Hugo put is finger to his lips and sternly looked towards his daughter. "Quiet, it is probably just Mac, but you can't tell nowadays what sort of person you'll come across here in the desert.


"Just stay here and lay low. I'm going to check it out," Dr. Strong said as he left the small room.


Rebecca pulled herself back further into the room listening to her father slowly walk around the cavern. The tension was almost unbearable. She could not remember ever being so frightened in her life. Rebecca had never seen her father use a gun. She did not even think until now that her father had one.


The seconds turned into hours, Rebecca could no longer hear the footsteps of her father or the mysterious interloper outside. The only sounds that reached her ears were the thump-thumps of her own rapidly pounding heart.


Then a muffled thud followed by winded groan escaping from a man's lips reached her ears. She could hear the sound of some feet scrabbling across the cave's floor.


"Father!" Rebecca cried without thinking of the danger she could be in. She started to rush out of the pueblo and ran right into the chest of a large man in the doorway. The brute shoved Rebecca backwards who fell ingloriously on her bottom near the pit.

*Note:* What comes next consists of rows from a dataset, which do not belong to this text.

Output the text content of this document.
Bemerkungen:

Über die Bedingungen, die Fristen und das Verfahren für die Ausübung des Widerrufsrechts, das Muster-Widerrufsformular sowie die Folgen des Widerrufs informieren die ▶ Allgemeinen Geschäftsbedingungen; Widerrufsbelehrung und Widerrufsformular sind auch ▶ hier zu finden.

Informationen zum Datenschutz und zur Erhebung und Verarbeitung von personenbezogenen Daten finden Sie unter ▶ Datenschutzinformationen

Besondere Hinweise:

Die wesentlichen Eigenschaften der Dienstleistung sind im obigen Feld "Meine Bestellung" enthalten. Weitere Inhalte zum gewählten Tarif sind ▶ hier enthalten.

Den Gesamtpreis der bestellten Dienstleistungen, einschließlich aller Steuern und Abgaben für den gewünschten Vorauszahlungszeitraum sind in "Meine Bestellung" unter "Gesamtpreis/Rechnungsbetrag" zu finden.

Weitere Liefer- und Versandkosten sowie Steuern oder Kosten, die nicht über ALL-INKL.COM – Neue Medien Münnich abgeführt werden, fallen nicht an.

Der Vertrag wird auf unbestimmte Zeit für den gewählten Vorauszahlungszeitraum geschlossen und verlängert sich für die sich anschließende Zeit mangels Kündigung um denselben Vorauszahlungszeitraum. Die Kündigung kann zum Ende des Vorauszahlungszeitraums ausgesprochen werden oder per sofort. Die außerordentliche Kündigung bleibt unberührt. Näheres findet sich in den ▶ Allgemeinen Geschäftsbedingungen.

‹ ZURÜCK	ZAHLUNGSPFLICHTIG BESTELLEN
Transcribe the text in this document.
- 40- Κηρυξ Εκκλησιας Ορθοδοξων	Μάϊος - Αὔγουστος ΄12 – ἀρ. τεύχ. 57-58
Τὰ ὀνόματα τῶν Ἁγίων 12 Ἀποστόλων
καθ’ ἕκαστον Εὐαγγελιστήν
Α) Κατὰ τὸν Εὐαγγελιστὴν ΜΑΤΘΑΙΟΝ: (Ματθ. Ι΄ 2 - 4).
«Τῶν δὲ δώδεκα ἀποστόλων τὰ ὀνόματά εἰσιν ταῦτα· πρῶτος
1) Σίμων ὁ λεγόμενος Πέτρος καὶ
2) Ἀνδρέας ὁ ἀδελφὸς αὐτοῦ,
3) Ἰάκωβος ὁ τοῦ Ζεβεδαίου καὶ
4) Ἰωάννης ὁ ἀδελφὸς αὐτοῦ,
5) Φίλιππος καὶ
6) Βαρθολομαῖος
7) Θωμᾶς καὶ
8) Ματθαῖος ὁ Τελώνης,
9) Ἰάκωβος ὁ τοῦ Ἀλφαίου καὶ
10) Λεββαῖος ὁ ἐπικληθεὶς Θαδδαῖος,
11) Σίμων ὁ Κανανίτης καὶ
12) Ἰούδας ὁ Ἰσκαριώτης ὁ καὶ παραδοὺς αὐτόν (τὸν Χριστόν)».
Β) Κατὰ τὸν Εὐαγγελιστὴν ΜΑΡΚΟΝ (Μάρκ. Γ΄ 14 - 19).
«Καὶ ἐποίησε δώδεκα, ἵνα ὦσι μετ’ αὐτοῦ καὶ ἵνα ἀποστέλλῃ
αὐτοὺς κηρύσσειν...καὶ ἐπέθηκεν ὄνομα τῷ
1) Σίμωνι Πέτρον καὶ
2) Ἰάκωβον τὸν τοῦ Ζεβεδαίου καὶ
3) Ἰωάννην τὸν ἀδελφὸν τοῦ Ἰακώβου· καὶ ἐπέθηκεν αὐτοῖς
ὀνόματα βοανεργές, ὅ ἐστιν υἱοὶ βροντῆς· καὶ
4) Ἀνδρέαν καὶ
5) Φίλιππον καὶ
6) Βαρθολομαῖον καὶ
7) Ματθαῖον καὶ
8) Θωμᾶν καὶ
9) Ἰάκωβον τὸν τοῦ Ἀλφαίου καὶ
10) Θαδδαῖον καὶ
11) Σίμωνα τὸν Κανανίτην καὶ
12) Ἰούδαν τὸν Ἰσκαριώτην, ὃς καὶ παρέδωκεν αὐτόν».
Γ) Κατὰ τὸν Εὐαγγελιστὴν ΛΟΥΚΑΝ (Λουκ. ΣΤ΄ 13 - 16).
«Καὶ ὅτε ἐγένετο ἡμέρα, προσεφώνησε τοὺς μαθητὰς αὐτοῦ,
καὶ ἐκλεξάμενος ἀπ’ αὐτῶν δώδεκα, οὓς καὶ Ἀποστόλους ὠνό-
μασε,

"Gunter, I believe ve have anozer vun een heah," the large man said in a thick German accent.


A smaller man walked up next to the brute in the doorway. Looked Rebecca over in the light afforded by the small lantern in the room.


"Ja, ja," Gunter replied, "Johann said ve only need zee professor. Kill her."


Rebecca sat there frozen stiff as the two German men stood over her discussing her fate. She could not get her mind to act. Horror had her completely paralyzed.


The larger man pulled a Luger out of his holster on his side. Smiling he pointed the gun at Rebecca.


Luger

"Sorry, Fraulein," was all the smaller man said to Rebecca as she closed her eyes and started sobbing.


Rebecca heard the sound of the large man cocking the pistol over the two Germen thugs' chuckling and her own sobbing. Any second now, she knew that she would hear the sound of the blast followed shortly by her own death. She wondered if she would feel any pain.


Rebecca tensed up in anticipation. She screwed shut her eyes even harder. She clenched her fists into a death grip by her side. She violently flinched when she heard the double pistol report explode into the small room.